If we carry out regression:

energy = 8.07 + 2.23 × obese
slope: 95% CI = 1.05 to 3.42 MJ, P=0.0008.

Compare this with the two sample t method:

Difference (obese – lean) = 10.298 – 8.066 = 2.232.
95% CI = 1.05 to 3.42 MJ, P=0.0008.

The two methods give identical results. They are shown graphically in Figure 20.

Figure 20. Equivalence of regression and two sample t method for comparing the mean energy expenditure in two groups of women

The assumptions of two sample t method are that

1. energy expenditure follows a Normal distribution in each population,
2. variances are the same in each population.

The assumptions of regression are that

1. differences between observed and predicted energy expenditure follow a Normal distribution,
2. variances of differences are the same in whatever the value of the predictor.
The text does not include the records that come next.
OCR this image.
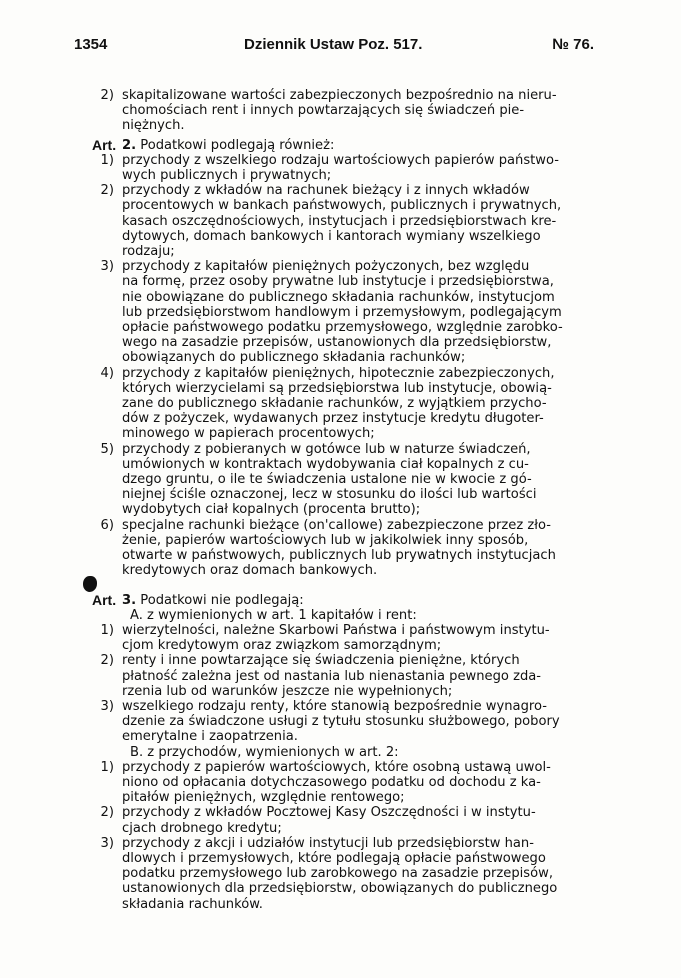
1354	Dziennik Ustaw Poz. 517.	№ 76.
2) skapitalizowane wartości zabezpieczonych bezpośrednio na nieru-
chomościach rent i innych powtarzających się świadczeń pie-
niężnych.
Art. 2. Podatkowi podlegają również:
1) przychody z wszelkiego rodzaju wartościowych papierów państwo-
wych publicznych i prywatnych;
2) przychody z wkładów na rachunek bieżący i z innych wkładów
procentowych w bankach państwowych, publicznych i prywatnych,
kasach oszczędnościowych, instytucjach i przedsiębiorstwach kre-
dytowych, domach bankowych i kantorach wymiany wszelkiego
rodzaju;
3) przychody z kapitałów pieniężnych pożyczonych, bez względu
na formę, przez osoby prywatne lub instytucje i przedsiębiorstwa,
nie obowiązane do publicznego składania rachunków, instytucjom
lub przedsiębiorstwom handlowym i przemysłowym, podlegającym
opłacie państwowego podatku przemysłowego, względnie zarobko-
wego na zasadzie przepisów, ustanowionych dla przedsiębiorstw,
obowiązanych do publicznego składania rachunków;
4) przychody z kapitałów pieniężnych, hipotecznie zabezpieczonych,
których wierzycielami są przedsiębiorstwa lub instytucje, obowią-
zane do publicznego składanie rachunków, z wyjątkiem przycho-
dów z pożyczek, wydawanych przez instytucje kredytu długoter-
minowego w papierach procentowych;
5) przychody z pobieranych w gotówce lub w naturze świadczeń,
umówionych w kontraktach wydobywania ciał kopalnych z cu-
dzego gruntu, o ile te świadczenia ustalone nie w kwocie z gó-
niejnej ściśle oznaczonej, lecz w stosunku do ilości lub wartości
wydobytych ciał kopalnych (procenta brutto);
6) specjalne rachunki bieżące (on'callowe) zabezpieczone przez zło-
żenie, papierów wartościowych lub w jakikolwiek inny sposób,
otwarte w państwowych, publicznych lub prywatnych instytucjach
kredytowych oraz domach bankowych.
Art. 3. Podatkowi nie podlegają:
A. z wymienionych w art. 1 kapitałów i rent:
1) wierzytelności, należne Skarbowi Państwa i państwowym instytu-
cjom kredytowym oraz związkom samorządnym;
2) renty i inne powtarzające się świadczenia pieniężne, których
płatność zależna jest od nastania lub nienastania pewnego zda-
rzenia lub od warunków jeszcze nie wypełnionych;
3) wszelkiego rodzaju renty, które stanowią bezpośrednie wynagro-
dzenie za świadczone usługi z tytułu stosunku służbowego, pobory
emerytalne i zaopatrzenia.
B. z przychodów, wymienionych w art. 2:
1) przychody z papierów wartościowych, które osobną ustawą uwol-
niono od opłacania dotychczasowego podatku od dochodu z ka-
pitałów pieniężnych, względnie rentowego;
2) przychody z wkładów Pocztowej Kasy Oszczędności i w instytu-
cjach drobnego kredytu;
3) przychody z akcji i udziałów instytucji lub przedsiębiorstw han-
dlowych i przemysłowych, które podlegają opłacie państwowego
podatku przemysłowego lub zarobkowego na zasadzie przepisów,
ustanowionych dla przedsiębiorstw, obowiązanych do publicznego
składania rachunków.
These are the same. The energy expenditure predicted for a group by the regression is equal to the mean of the group and if the differences from the group mean follow a Normal distribution, so do the residuals about the regression line, which goes through the two means. If variances are the same for the two values of the predictor, then they are the same in the two groups.

## References

Altman DG. (1991) Practical Statistics for Medical Research. Chapman and Hall, London.

Bland M. (2000) An Introduction to Medical Statistics. Oxford University Press.

Hickish T, Colston K, Bland JM, Maxwell JD. (1989) Vitamin D deficiency and muscle strength in male alcoholics. Clinical Science 77, 171-176.

Prentice AM, Black AE, Coward WA, Davies HL, Goldberg GR, Murgatroyd PR, Ashford J, Sawyer M, Whitehead RG. (1986) High-levels of energy-expenditure in obese women. British Medical Journal 292, 983-987.